UNBC has named its valedictorians for its 2017 convocation ceremonies on May 26.
Faran Rashid and Shelly Niemi, seen in this undated handout photo, will be the 2017 valedictorians at the University of Northern British Columbia.

UNBC has named its valedictorians for its 2017 convocation ceremonies on May 26.

Shelly Niemi and Faran Rashid have been chosen to represent their fellow students as they prepare their farewell speeches in celebration of the completion of their educational journey at UNBC.

Niemi is graduating with her master's degree in education in multidisciplinary leadership.

"I feel I have a great amount of responsibility on behalf of my graduating class. But I am extremely humbled and excited," Niemi said.

She also earned her Bachelor of Arts in First Nations studies in 2012 at UNBC.

Niemi, who is of Metis and Cree ancestry, grew up in Prince George and she is the first person in her family to earn a master's degree.

"The level of support UNBC provides students is first-class," Niemi said.

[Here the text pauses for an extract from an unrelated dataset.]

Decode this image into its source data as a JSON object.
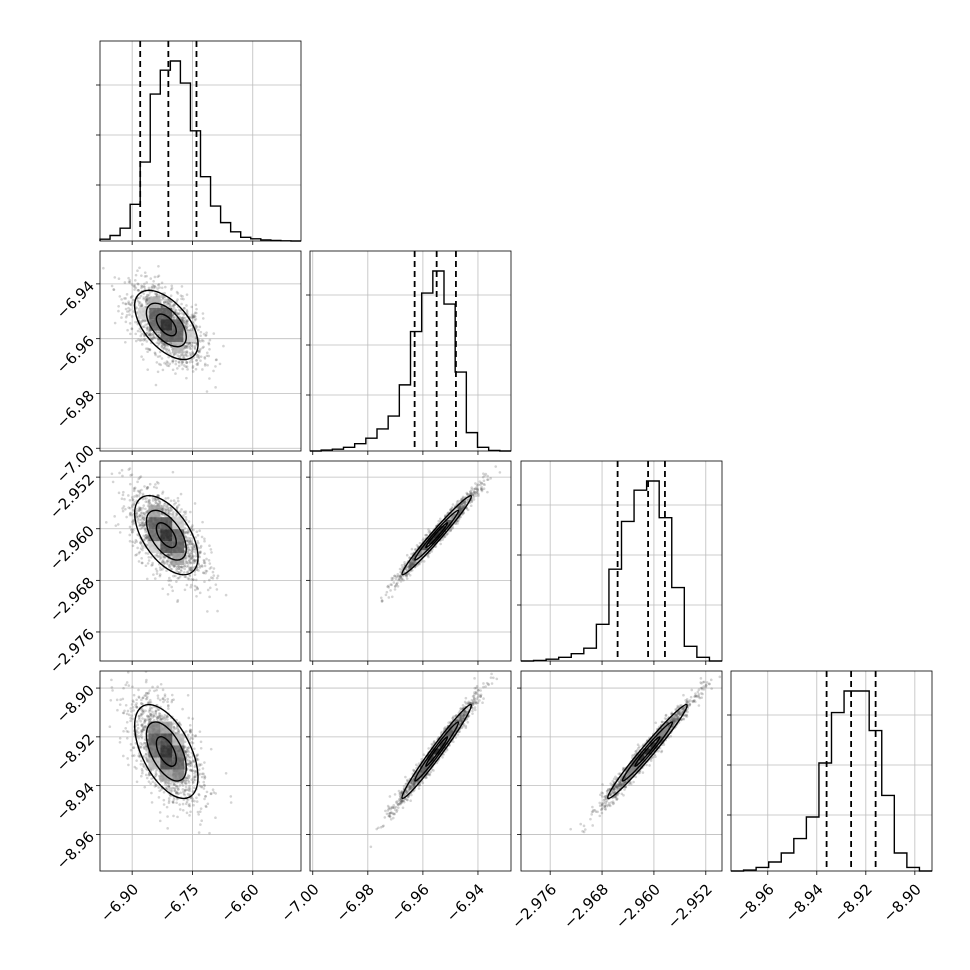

"Not only do you have supportive instructors and support staff, you have the whole university community walking beside you and believing in you. The authentic level of care and support you are provided as a student gives you this rich sense of belonging and deeper belief in yourself that you are capable of becoming successful in whatever you decide to do."

During her time at UNBC, Niemi also worked as the district administrator for aboriginal education for School District 57.

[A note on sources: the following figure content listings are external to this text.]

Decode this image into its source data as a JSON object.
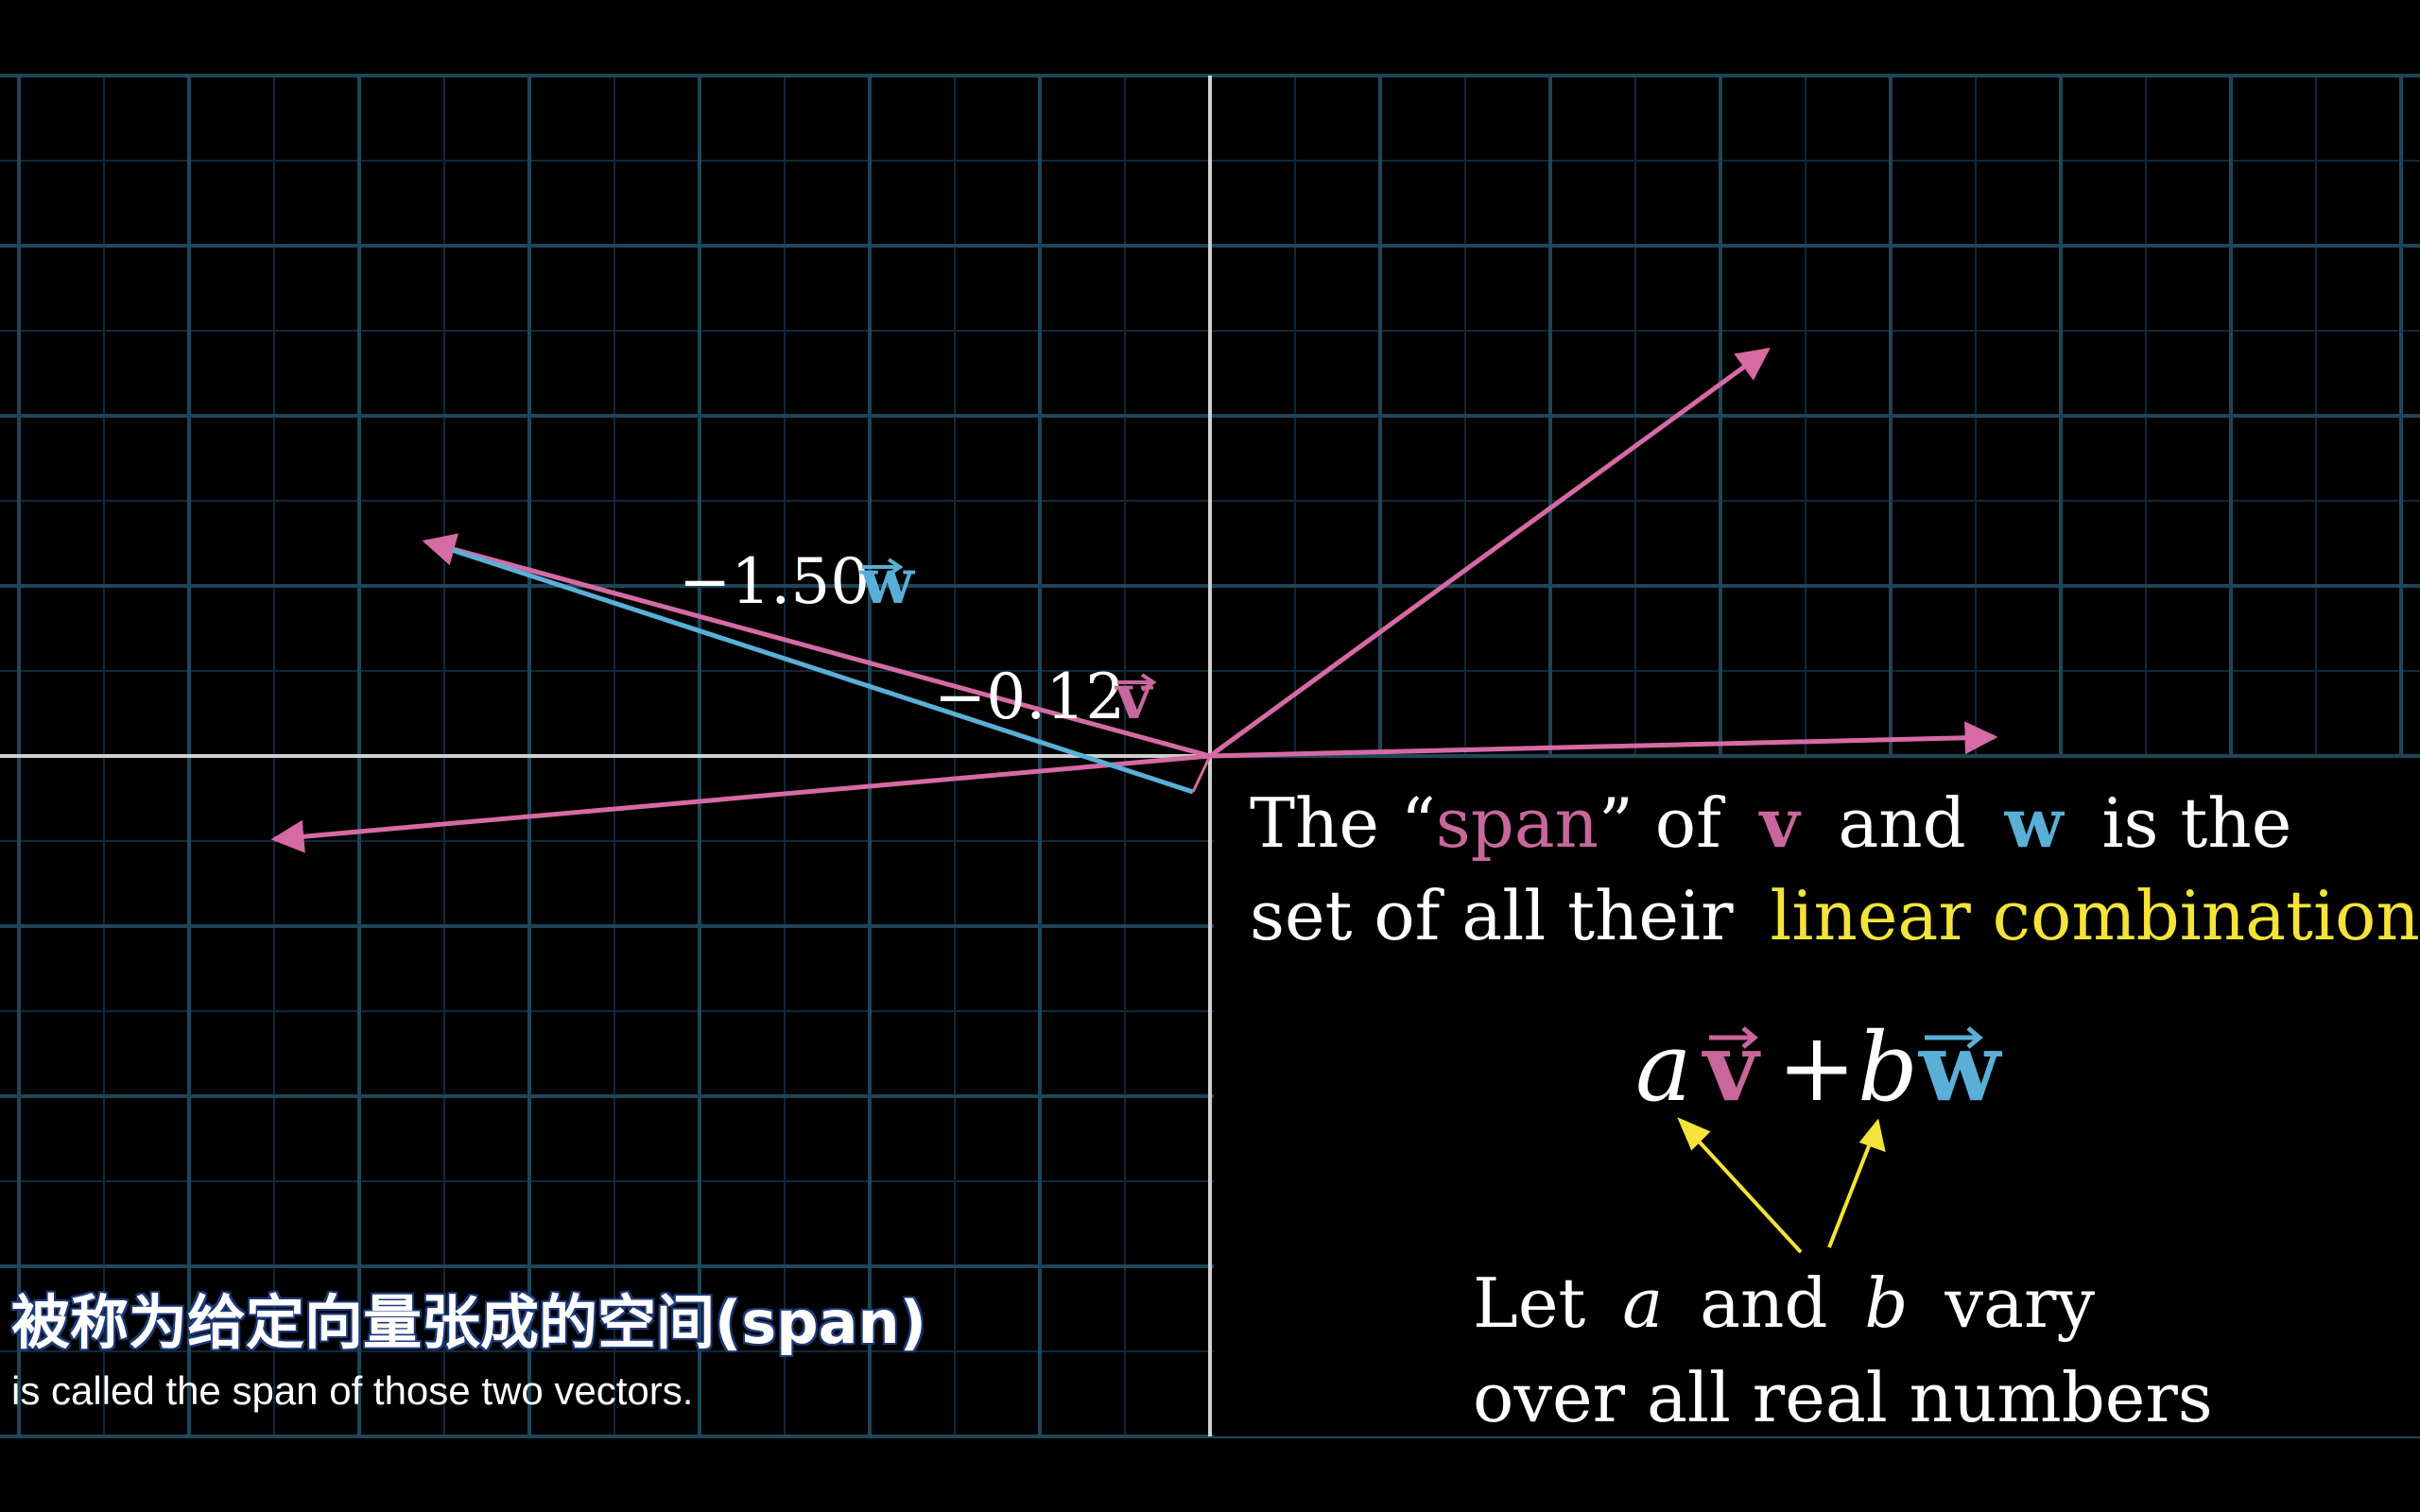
{
  "colors": {
    "background": "#000000",
    "grid": "#1d4658",
    "grid_minor": "#10283a",
    "axis": "#d8d8d8",
    "vector_v": "#d56aa4",
    "vector_w": "#5aafd6",
    "text": "#ffffff",
    "highlight": "#f3e33a",
    "pink_text": "#c8679b"
  },
  "labels": {
    "w_scaled": {
      "coef": "−1.50",
      "vec": "w"
    },
    "v_scaled": {
      "coef": "−0.12",
      "vec": "v"
    }
  },
  "explanation": {
    "line1": {
      "part1": "The “",
      "span": "span",
      "part2": "” of",
      "v": "v",
      "and": "and",
      "w": "w",
      "end": "is the"
    },
    "line2": {
      "part1": "set of all their",
      "lc": "linear combinations",
      "end": "."
    }
  },
  "formula": {
    "a": "a",
    "v": "v",
    "plus": "+",
    "b": "b",
    "w": "w"
  },
  "note": {
    "line1": {
      "let": "Let",
      "a": "a",
      "and": "and",
      "b": "b",
      "vary": "vary"
    },
    "line2": "over all real numbers"
  },
  "subtitle": {
    "zh": "被称为给定向量张成的空间(span)",
    "en": "is called the span of those two vectors."
  }
}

"I was raised by my great aunt. I never had that deep connection to my cultural identity. Those pieces were disconnected for me when I was a youth. It wasn't until I entered an alternate educational program that allowed me to recognize who I was as an indigenous youth, that's when things changed," Niemi said.

"Working at the school district allowed me to bring in my own experiences. They believed in me."

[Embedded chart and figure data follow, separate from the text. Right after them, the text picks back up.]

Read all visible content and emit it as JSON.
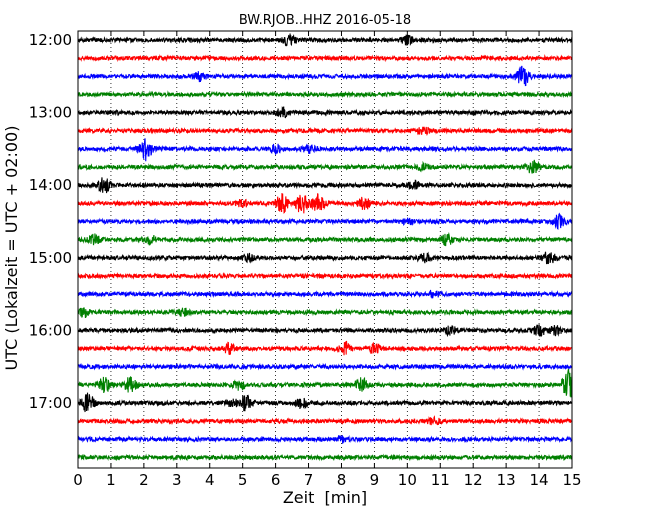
{
  "chart_data": {
    "type": "line",
    "title": "BW.RJOB..HHZ 2016-05-18",
    "xlabel": "Zeit  [min]",
    "ylabel": "UTC (Lokalzeit = UTC + 02:00)",
    "xlim": [
      0,
      15
    ],
    "x_ticks": [
      "0",
      "1",
      "2",
      "3",
      "4",
      "5",
      "6",
      "7",
      "8",
      "9",
      "10",
      "11",
      "12",
      "13",
      "14",
      "15"
    ],
    "y_tick_labels": [
      "12:00",
      "13:00",
      "14:00",
      "15:00",
      "16:00",
      "17:00"
    ],
    "grid": "vertical dotted at each minute",
    "trace_colors": [
      "#000000",
      "#ff0000",
      "#0000ff",
      "#008000"
    ],
    "traces": [
      {
        "start": "12:00",
        "events": [
          [
            6.4,
            1.6
          ],
          [
            10.0,
            1.2
          ]
        ]
      },
      {
        "start": "12:15",
        "events": []
      },
      {
        "start": "12:30",
        "events": [
          [
            3.7,
            1.2
          ],
          [
            13.5,
            3.0
          ]
        ]
      },
      {
        "start": "12:45",
        "events": []
      },
      {
        "start": "13:00",
        "events": [
          [
            6.2,
            1.4
          ]
        ]
      },
      {
        "start": "13:15",
        "events": [
          [
            10.5,
            1.0
          ]
        ]
      },
      {
        "start": "13:30",
        "events": [
          [
            2.05,
            3.5
          ],
          [
            6.0,
            1.2
          ],
          [
            7.0,
            1.0
          ]
        ]
      },
      {
        "start": "13:45",
        "events": [
          [
            13.8,
            2.0
          ],
          [
            10.5,
            0.8
          ]
        ]
      },
      {
        "start": "14:00",
        "events": [
          [
            0.8,
            2.2
          ],
          [
            10.2,
            1.0
          ]
        ]
      },
      {
        "start": "14:15",
        "events": [
          [
            6.2,
            2.8
          ],
          [
            6.8,
            3.2
          ],
          [
            7.3,
            2.6
          ],
          [
            8.7,
            2.0
          ],
          [
            5.0,
            1.2
          ]
        ]
      },
      {
        "start": "14:30",
        "events": [
          [
            14.6,
            1.8
          ],
          [
            10.0,
            0.9
          ]
        ]
      },
      {
        "start": "14:45",
        "events": [
          [
            0.5,
            1.4
          ],
          [
            2.2,
            1.2
          ],
          [
            11.2,
            1.5
          ]
        ]
      },
      {
        "start": "15:00",
        "events": [
          [
            10.5,
            1.3
          ],
          [
            14.3,
            1.8
          ],
          [
            5.2,
            1.0
          ]
        ]
      },
      {
        "start": "15:15",
        "events": []
      },
      {
        "start": "15:30",
        "events": [
          [
            10.8,
            0.9
          ]
        ]
      },
      {
        "start": "15:45",
        "events": [
          [
            0.2,
            1.2
          ],
          [
            3.2,
            1.1
          ]
        ]
      },
      {
        "start": "16:00",
        "events": [
          [
            11.3,
            1.2
          ],
          [
            14.0,
            1.6
          ],
          [
            14.5,
            1.2
          ]
        ]
      },
      {
        "start": "16:15",
        "events": [
          [
            4.6,
            1.4
          ],
          [
            8.1,
            2.0
          ],
          [
            9.0,
            1.4
          ]
        ]
      },
      {
        "start": "16:30",
        "events": []
      },
      {
        "start": "16:45",
        "events": [
          [
            0.8,
            2.4
          ],
          [
            1.6,
            2.6
          ],
          [
            4.9,
            1.4
          ],
          [
            8.6,
            2.0
          ],
          [
            14.9,
            4.5
          ]
        ]
      },
      {
        "start": "17:00",
        "events": [
          [
            0.3,
            3.0
          ],
          [
            5.1,
            2.4
          ],
          [
            6.8,
            1.5
          ],
          [
            4.7,
            1.2
          ]
        ]
      },
      {
        "start": "17:15",
        "events": [
          [
            10.8,
            1.0
          ]
        ]
      },
      {
        "start": "17:30",
        "events": [
          [
            8.0,
            0.8
          ]
        ]
      },
      {
        "start": "17:45",
        "events": []
      }
    ]
  }
}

Niemi plans to continue researching indigenous education, having enrolled at the University of Western Ontario, where she will pursue a PhD in school leadership in international contexts.

"During my studies, I will be looking at international indigenous support systems and cross comparing them to see how things are done in Canada and help transfer indigenous learning."

Faran Rashid is graduating with his Bachelor of Science in biochemistry as an honors student.

He is thrilled to represent his fellow students.

"Being at UNBC has been a huge part of my life, I am still so overwhelmed," Rashid said.

"It's an amazing feeling to be able to represent my fellow students."

Rashid owes much of his love of science to UNBC.

His greatest experience was conducting research with UNBC biochemistry professor Chow Lee on finding anticancer compounds from mushrooms.

Rashid earned the Brain Tumour Foundation of Canada's Research Studentship because of his research in finding small molecules that could pass the blood barriers and be potentially useful in brain cancer research.

He was the first UNBC student ever to receive the scholarship.

"My passion for science was reignited," Rashid said.

But his passion for science also led to a passion for people having spent hundreds of hours volunteering in the community with organizations such as the Northern BC Crisis Centre, the Canadian Cancer Society's Northern Region Office and the University Hospital of Northern BC and Canadian Blood Services.

"Volunteering has opened my eyes," he said. "And I treasure the sense of community that I have been a part of at UNBC. I grew up in big cities. I was met with open arms and everyone genuinely cares about everyone here."

Niemi will give her valedictorian address at UNBC'S College of the Arts, Social and Health Sciences ceremony at 9:30 a.m. on May 26. Rashid will speak at the College of Science and Management ceremony at 2:30 p.m. that same day.